Archive for May 26th, 2008

Investment Banking Acquisitions and Consolidation

Posted on Monday, 26 May 2008. Filed under: Commentary, Mergers |

When companies are down and out, they become acquisition candidates, of course.  Who better at this time than investment banks?  The share prices of all investment banks – even those who were less impacted by the credit crisis – are much lower than last summer, and continue to be very volatile. 
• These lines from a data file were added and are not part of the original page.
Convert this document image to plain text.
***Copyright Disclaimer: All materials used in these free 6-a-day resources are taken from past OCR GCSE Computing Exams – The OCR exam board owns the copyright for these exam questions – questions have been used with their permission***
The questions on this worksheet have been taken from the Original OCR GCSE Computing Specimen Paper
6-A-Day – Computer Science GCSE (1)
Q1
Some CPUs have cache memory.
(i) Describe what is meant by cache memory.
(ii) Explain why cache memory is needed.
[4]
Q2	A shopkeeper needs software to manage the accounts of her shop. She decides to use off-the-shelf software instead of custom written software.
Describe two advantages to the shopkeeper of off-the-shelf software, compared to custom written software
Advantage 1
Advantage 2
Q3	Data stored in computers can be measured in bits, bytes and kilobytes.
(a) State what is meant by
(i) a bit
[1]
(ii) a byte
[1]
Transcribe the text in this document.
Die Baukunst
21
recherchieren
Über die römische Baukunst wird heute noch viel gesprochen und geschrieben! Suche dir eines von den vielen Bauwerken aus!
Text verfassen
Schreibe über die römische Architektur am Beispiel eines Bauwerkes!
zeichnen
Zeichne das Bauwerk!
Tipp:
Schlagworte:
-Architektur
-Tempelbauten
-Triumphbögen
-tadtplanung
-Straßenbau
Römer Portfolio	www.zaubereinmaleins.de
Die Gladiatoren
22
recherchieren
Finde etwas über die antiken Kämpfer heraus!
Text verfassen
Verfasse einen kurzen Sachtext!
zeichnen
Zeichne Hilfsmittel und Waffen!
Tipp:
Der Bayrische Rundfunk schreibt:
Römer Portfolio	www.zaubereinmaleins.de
Does this make them attractive acquisition candidates?  It shouldn’t – at least to firms from outside the industry.  (And if a non-banking company did consider entering investment banking now, wouldn’t you just wish you could listen when the independent non-executive directors asked  ‘why would we want to enter investment banking NOW and what how will our shareholders respond?’)

But how about industry consolidation?  Banks buying investment banks.  Investment banks buying each other or merging. 

Barclays missed out on ABN AMRO (and aren’t they happy about that!).  Deutsche Bank still isn’t enough of a bulge bracket firm to its liking – despite a strategy to achieve that status since it’s acquisition of Morgan Grenfell in 1989 almost 20 years ago and it’s acquisition of Bankers Trust / Alex Brown 10 years later. 

So I’m not talking here about companies buying INTO investment banking, but rather investment banks (or universal banks) buying other investment banks.  Stay tuned, but it may be starting.

See the reports first in Bloomberg on a possible Allianz (Dresdner Bank) / Commerzbank / Postbank merger.  Note the stories, first reported by The Daily Telegraph, that Bob Diamond at Barclays was interested in buying the investment banking parts of UBS or perhaps Lehman.

The big question I think is whether the large banks in China and India will want to get into this business.  They have been quietly building their domestic capabilities, but having been largely unaffected by the credit and liquidity market issues of the past ten or twelve months, they have a relatively greater ability to make a purchase than many American and European financial services firms.  Not sovereign wealth funds, but real banks.

Any comments welcome.  Who actually would be willing to buy into this industry?  Or who could be a consolidator?  Are Chinese banks ready yet for all the ‘fun’ of being global investment banks (with apologies to Ken Lewis of Bank of America who said last year that he’d had just about enough fun in investment banking, thank you)?